In this study, we attempted to reproduce the lateral mass overhang previously measured on open mouth radiographs on coronal CT scans. The mean overhang in our patients with Jefferson fractures was 5.4 ± 1.3 mm. This value is similar to that identified by Spence in his original work13. However, there was no relationship with, or threshold of, overhang that reliably identified TAL injury. We then attempted to create a new measurement of TAL integrity by measuring the theoretical ligament length along its anatomical course posterior to the odontoid. Such a measurement is likely impossible in a radiographic or cadaveric study. We defined the internal lateral border separation as corresponding to the anatomic course of the TAL from the insertion of the TAL on one lateral mass to the contralateral lateral mass along a tangent line to the posterior cortex of the dens.

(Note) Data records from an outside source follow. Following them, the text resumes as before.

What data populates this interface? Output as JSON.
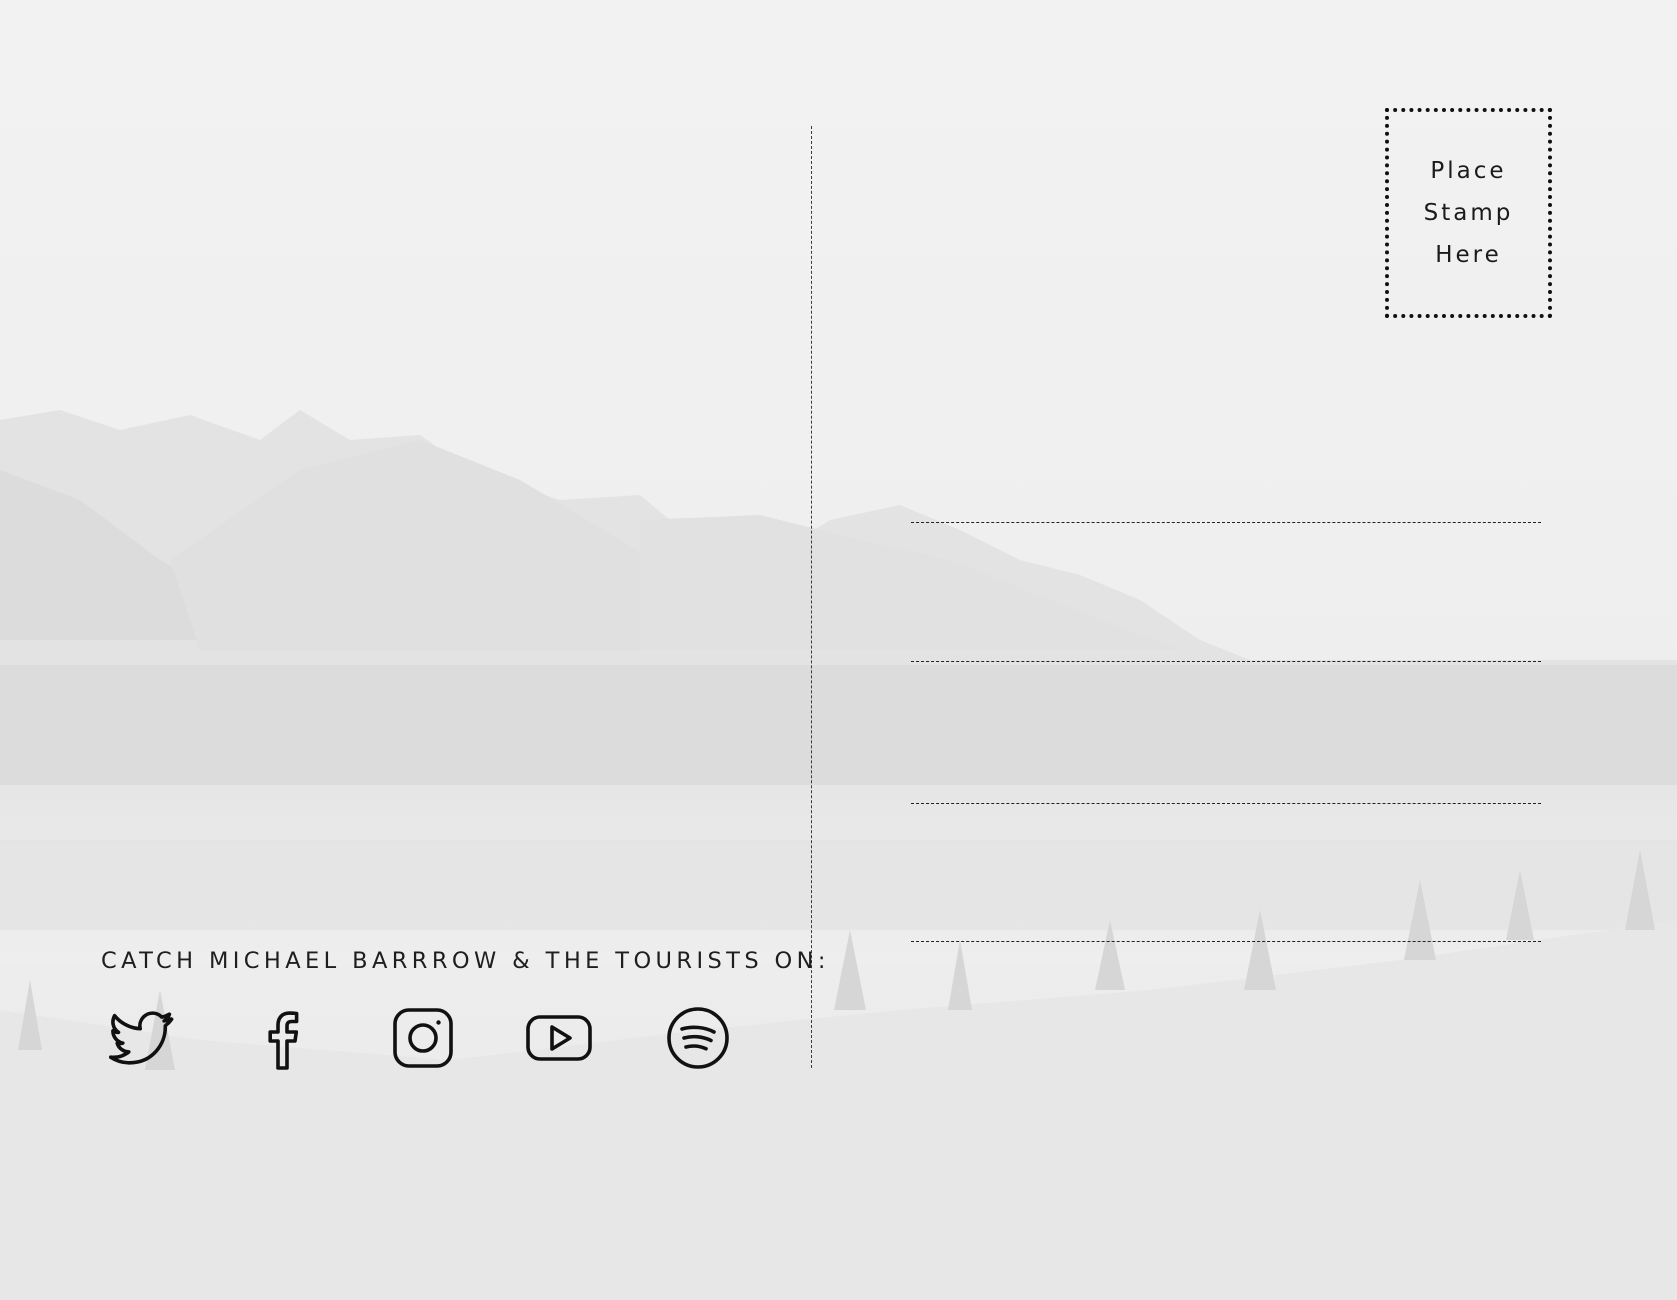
{
  "background": {
    "description_icon": "mountain-lake-landscape-photo",
    "tone": "#efefef"
  },
  "stamp": {
    "line1": "Place",
    "line2": "Stamp",
    "line3": "Here"
  },
  "address_lines_count": 4,
  "promo": {
    "text": "CATCH MICHAEL BARRROW & THE TOURISTS ON:"
  },
  "social_icons": [
    "twitter-icon",
    "facebook-icon",
    "instagram-icon",
    "youtube-icon",
    "spotify-icon"
  ],
  "colors": {
    "ink": "#111111",
    "paper": "#f3f3f3"
  }
}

We found no statistically significant correlation between transverse ligament disruption seen on MRI and bony displacement as measured by ILM, ELM or total overhang. These results are consistent with those of another biomechanical study published by Beckner et al. that showed no difference in displacement of atlas fractures between specimens in which the transverse ligament was intact and in those without a transverse ligament19.
The strengths of this study include the large, prospectively collected, comprehensive database and the homogenous group of patients with Jefferson fractures. Earlier studies may have included occipitocervical dislocations or other confounding injuries. The limitations of this study include the retrospective nature of the analysis and the small number of patients with true Jefferson fractures. There is a possibility of type II error that our study population may have been underpowered to detect. We attribute the small number of patients to our rigid inclusion criteria (each patient was reviewed for at least three fracture lines prior to inclusion) and the relative rarity of this injury. However, we would argue that to be validated as a diagnostic criterion, the effect size relationship between CT displacement and MRI should be robust. Further studies with larger sample sizes, possibly from multiple institutions, may be necessary to resolve this question definitively.
Based on our results, we propose that CT scans are appropriate for delineating bony fragments associated with atlas fractures, but even with accurate measurements of bony displacement variables, the integrity of the transverse ligament cannot be assured. Where there is any concern about transverse ligament integrity, a MRI should be ordered to directly image the structure of interest. The degree of bony displacement on imaging does not necessarily reflect the degree of displacement at the time of impact.
Disclosure: Each author certifies that he or she has no commercial associations (e.g., consultancies, stock ownership, equity interest, patent/licensing arrangements) that might pose a conflict of interest in connection with the submitted article. This work was approved by the Institutional Review Board of Thomas Jefferson University. The manuscript submitted does not contain information about medical device(s)/drug(s). No funds were received in support of this work. No benefits in any form have been, or will be, received from a commercial party related directly or indirectly to the subject of this manuscript.